The lineup of HVO-compatible models includes the Audi A4, A5, A6, A7, A8, Q7 and Q8 variants powered by the TDI engine, with the Q5 set to receive a HVO-compliant V6 diesel as soon as next month. Interestingly, Audi says that its four-cylinder TDI lineup has already been approved.

Audi has previously confirmed that it will cease production of its internal combustion engines by 2023, except in the Chinese market.
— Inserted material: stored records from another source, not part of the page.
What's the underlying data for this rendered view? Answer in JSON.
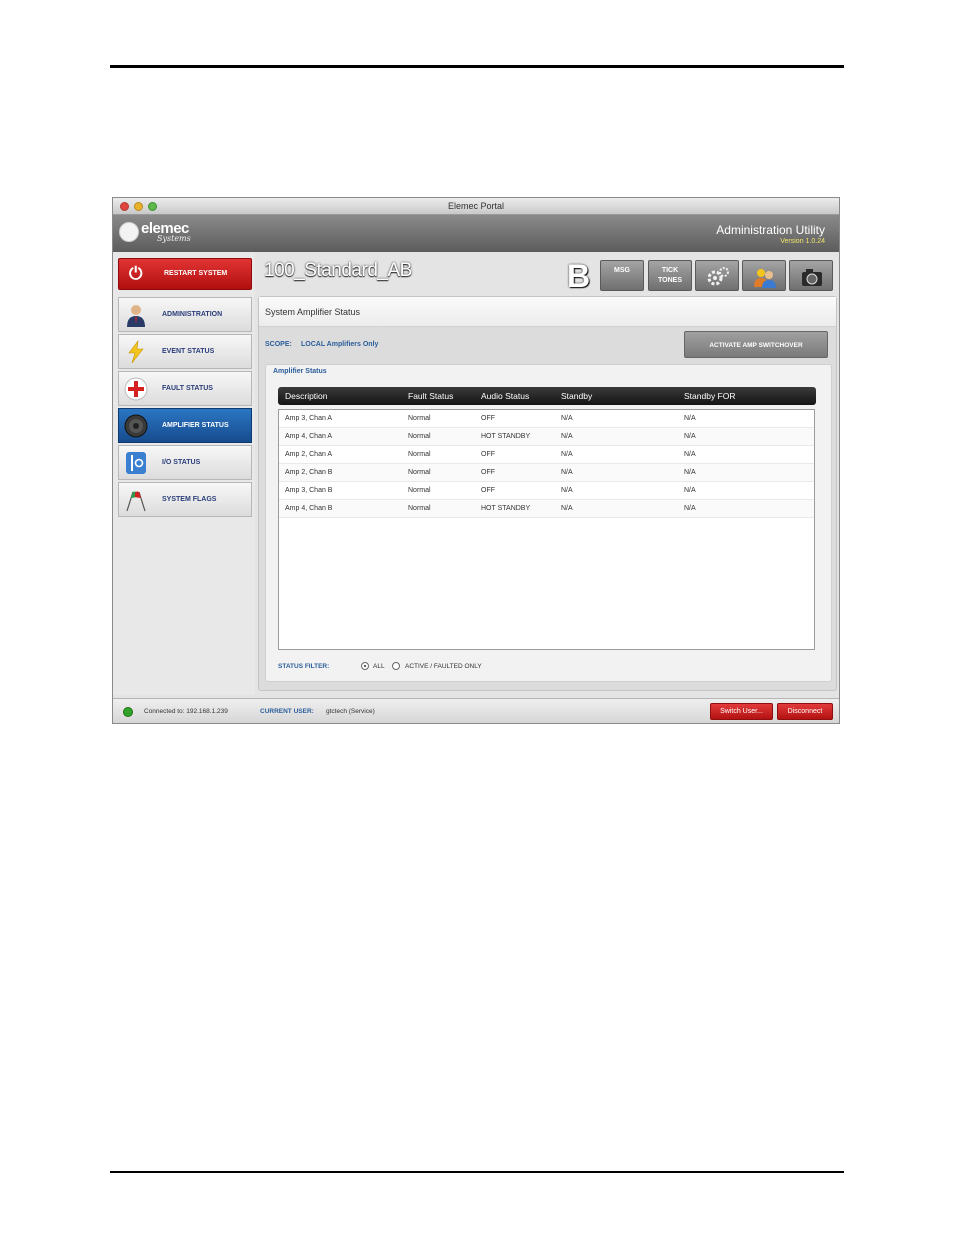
{
  "window": {
    "title": "Elemec Portal"
  },
  "header": {
    "logo_text": "elemec",
    "logo_sub": "Systems",
    "app_name": "Administration Utility",
    "version": "Version 1.0.24"
  },
  "sidebar": {
    "restart_label": "RESTART SYSTEM",
    "items": [
      {
        "label": "ADMINISTRATION",
        "icon": "user-admin-icon"
      },
      {
        "label": "EVENT STATUS",
        "icon": "lightning-icon"
      },
      {
        "label": "FAULT STATUS",
        "icon": "red-cross-icon"
      },
      {
        "label": "AMPLIFIER STATUS",
        "icon": "speaker-icon",
        "active": true
      },
      {
        "label": "I/O STATUS",
        "icon": "io-switch-icon"
      },
      {
        "label": "SYSTEM FLAGS",
        "icon": "flags-icon"
      }
    ]
  },
  "toolbar": {
    "system_name": "100_Standard_AB",
    "zone_letter": "B",
    "msg_label": "MSG",
    "tick_label_1": "TICK",
    "tick_label_2": "TONES"
  },
  "panel": {
    "title": "System Amplifier Status",
    "scope_label": "SCOPE:",
    "scope_value": "LOCAL Amplifiers Only",
    "switchover_label": "ACTIVATE AMP SWITCHOVER",
    "section_title": "Amplifier Status",
    "columns": [
      "Description",
      "Fault Status",
      "Audio Status",
      "Standby",
      "Standby FOR"
    ],
    "rows": [
      [
        "Amp 3, Chan A",
        "Normal",
        "OFF",
        "N/A",
        "N/A"
      ],
      [
        "Amp 4, Chan A",
        "Normal",
        "HOT STANDBY",
        "N/A",
        "N/A"
      ],
      [
        "Amp 2, Chan A",
        "Normal",
        "OFF",
        "N/A",
        "N/A"
      ],
      [
        "Amp 2, Chan B",
        "Normal",
        "OFF",
        "N/A",
        "N/A"
      ],
      [
        "Amp 3, Chan B",
        "Normal",
        "OFF",
        "N/A",
        "N/A"
      ],
      [
        "Amp 4, Chan B",
        "Normal",
        "HOT STANDBY",
        "N/A",
        "N/A"
      ]
    ],
    "filter_label": "STATUS FILTER:",
    "filter_options": [
      "ALL",
      "ACTIVE / FAULTED ONLY"
    ],
    "filter_selected": "ALL"
  },
  "statusbar": {
    "connected": "Connected to: 192.168.1.239",
    "current_user_label": "CURRENT USER:",
    "current_user": "gtctech  (Service)",
    "switch_user_label": "Switch User...",
    "disconnect_label": "Disconnect"
  },
  "colors": {
    "accent_blue": "#2b76c3",
    "danger_red": "#c41f1f",
    "label_blue": "#2a5d9a",
    "version_yellow": "#f2e36a"
  }
}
Audi’s chief development officer, Oliver Hoffman, has previously said that “we’re optimising our existing combustion engine portfolio for more efficiency and lower emissions”. He continued to explain that “one way we’re doing this is by creating the requisite foundations for the use of sustainable fuels such as HVO”.

More specifically, Matthais Schober, Audi’s chief of powertrain development for the V-TFSI, TDI and PHEV lineup has said that “as the cetane rating of HVO is around 30 per cent higher, the combustibility of the engines is enhanced”. He said:

“The positive effects of this are particularly noticeable when cold starting. We tested the effects on various components, the performance, and exhaust emissions in specific validation runs before granting approval.”